Write stuff for at least 5 minutes. The key is to NOT LIMIT YOURSELF. Far too many of us allow fear to creep in while doing this exercise. We don't call it fear, we call it being "realistic" or "down to earth". BS. It's fear. We don't want our friends, family, neighbors, whoever to laugh at us. Let that crap go. Dream, let your mind flow the way we used to when we were kids. Dream Big...

After the five minutes, go back and write down a number next to each dream/goal. This number represents the number of years you're willing to wait to have this particular goal. If you want to write a book in the next 10 years or so, write down a 10 next to that goal. If you want to write in now, write down a 1. Do this for every single goal. I'm hoping you get at least 15-20 goals down.

Next, take all of your goals that have a 1 next to them, and decide which two are most important. Which two of these, if accomplished this year, would make you feel like the year was well spent in this particular area of your life? Write down or circle your top two. Two is good, three is good. No more than three. It becomes too much, you'll spread yourself too thin.

Repeat this process in the remaining areas of your life...Health & Fitness, Biz/Career/Financial, Living Well/Things Goals, Contribution. Again, do not limit yourself. I'll offer a couple of examples, so we stay on the same page...

H&F

  1. Run a marathon
  2. Body to 165 pounds
  3. Less than 8% body fat
  4. Dunk a basketball

Biz/Career/Financial

  1. Earn $554,000 per year
  2. Earn $10,000,000 per year(whatever number you want to strive for, as long as it's specific)
  3. Lead a business with $100 Million in annual revenue
  4. Sell a business for $50 Million
  5. Take a company public
  6. Save $10,000 in cash or 10 million in cash
  7. Invest $10,000 per month

Living Well/Things

  1. Build a 8500 sf home in Sherwood Sub with Jim O'Neal
  2. Buy a house in Vale, Co
  3. Take whole family to Hawaii for two weeks
  4. Travel Europe for two months with immediate family, staying at best places
  5. Purchase an Astin Martin DBS with cash

Contribution Goals

  1. Donate $25000 per year to ISU
  2. Feed 1000 families every Christmas
  3. Give 100 people $1000 in cash at gas stations the week before Christmas.

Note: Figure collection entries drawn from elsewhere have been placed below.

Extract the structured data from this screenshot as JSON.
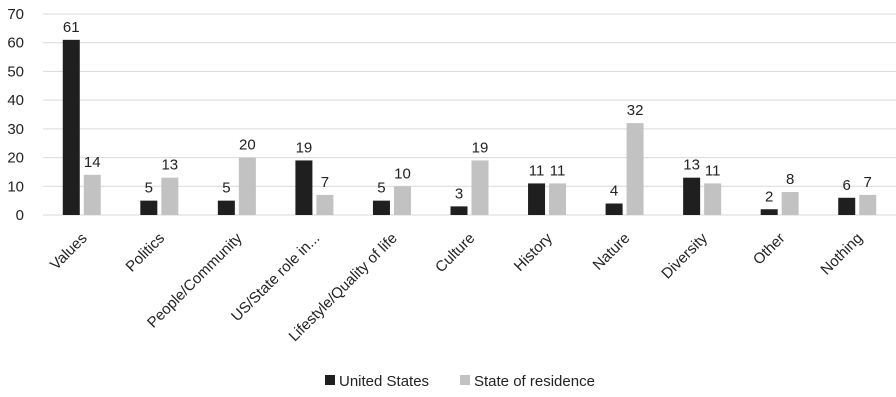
{
  "chart_data": {
    "type": "bar",
    "categories": [
      "Values",
      "Politics",
      "People/Community",
      "US/State role in...",
      "Lifestyle/Quality of life",
      "Culture",
      "History",
      "Nature",
      "Diversity",
      "Other",
      "Nothing"
    ],
    "series": [
      {
        "name": "United States",
        "color": "#1f1f1f",
        "values": [
          61,
          5,
          5,
          19,
          5,
          3,
          11,
          4,
          13,
          2,
          6
        ]
      },
      {
        "name": "State of residence",
        "color": "#c2c2c2",
        "values": [
          14,
          13,
          20,
          7,
          10,
          19,
          11,
          32,
          11,
          8,
          7
        ]
      }
    ],
    "ylim": [
      0,
      70
    ],
    "yticks": [
      0,
      10,
      20,
      30,
      40,
      50,
      60,
      70
    ],
    "grid": true,
    "legend_position": "bottom-center",
    "data_labels": true
  }
}
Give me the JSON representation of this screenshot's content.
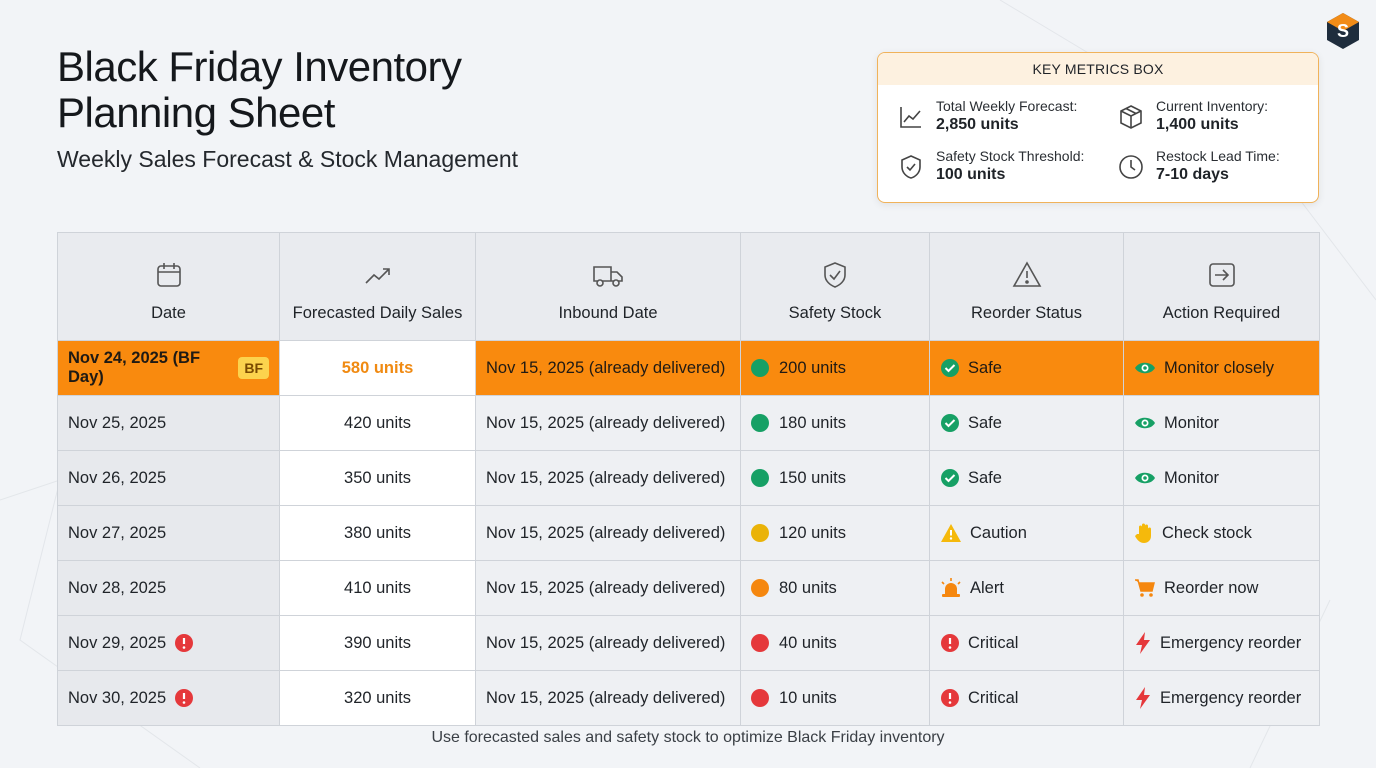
{
  "header": {
    "title": "Black Friday Inventory Planning Sheet",
    "subtitle": "Weekly Sales Forecast & Stock Management",
    "logo": "S"
  },
  "metrics": {
    "title": "KEY METRICS BOX",
    "items": [
      {
        "label": "Total Weekly Forecast:",
        "value": "2,850 units"
      },
      {
        "label": "Current Inventory:",
        "value": "1,400 units"
      },
      {
        "label": "Safety Stock Threshold:",
        "value": "100 units"
      },
      {
        "label": "Restock Lead Time:",
        "value": "7-10 days"
      }
    ]
  },
  "table": {
    "columns": [
      "Date",
      "Forecasted Daily Sales",
      "Inbound Date",
      "Safety Stock",
      "Reorder Status",
      "Action Required"
    ],
    "rows": [
      {
        "cells": [
          "Nov 24, 2025 (BF Day)",
          "580 units",
          "Nov 15, 2025 (already delivered)",
          "200 units",
          "Safe",
          "Monitor closely"
        ],
        "badge": "BF"
      },
      {
        "cells": [
          "Nov 25, 2025",
          "420 units",
          "Nov 15, 2025 (already delivered)",
          "180 units",
          "Safe",
          "Monitor"
        ]
      },
      {
        "cells": [
          "Nov 26, 2025",
          "350 units",
          "Nov 15, 2025 (already delivered)",
          "150 units",
          "Safe",
          "Monitor"
        ]
      },
      {
        "cells": [
          "Nov 27, 2025",
          "380 units",
          "Nov 15, 2025 (already delivered)",
          "120 units",
          "Caution",
          "Check stock"
        ]
      },
      {
        "cells": [
          "Nov 28, 2025",
          "410 units",
          "Nov 15, 2025 (already delivered)",
          "80 units",
          "Alert",
          "Reorder now"
        ]
      },
      {
        "cells": [
          "Nov 29, 2025",
          "390 units",
          "Nov 15, 2025 (already delivered)",
          "40 units",
          "Critical",
          "Emergency reorder"
        ]
      },
      {
        "cells": [
          "Nov 30, 2025",
          "320 units",
          "Nov 15, 2025 (already delivered)",
          "10 units",
          "Critical",
          "Emergency reorder"
        ]
      }
    ]
  },
  "footer": {
    "note": "Use forecasted sales and safety stock to optimize Black Friday inventory"
  }
}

Some of these are outrageous, I know. But the way I see it, there are thousands of individuals out there who have the resources to have, do, and be all of these things. Why not us?

Once you've done this for each area, you have all of your one year goals. These will be the driving force for your program.

This next step is the most important. Go through your list of one year goals, and articulate WHY you will have these goals, this year. Be descript. Explain why you need them, how it will feel when you've accomplished them. These emotional descriptions will provide the fuel for your fire throughout the year. If you find yourself not following through on your Simple Disciplines, then you have weak REASONS WHY. Go back and look at your reasons-they need to be strong, compelling reasons.

Next, go through the process of looking at each area and determine what activities drive the results you need in each category. Every area, every goal has a handful of activities that drive 90% of the positive results in each area. For example, working out hard with cardio and strength training, and eating right are the key fundamentals for building a good body. These few fundamentals, or Simple Disciplines, are the things we'll focus on for the next 90 days. The Simples Disciplines, when executed consistently with passion and laser focus, will launch us to our goals, this year! Cut out all of the crap we waste time on. We feel busy doing them, but they add no value toward building our vision.

Stay plugged in. Act as if this were already real. Get into peak state every day.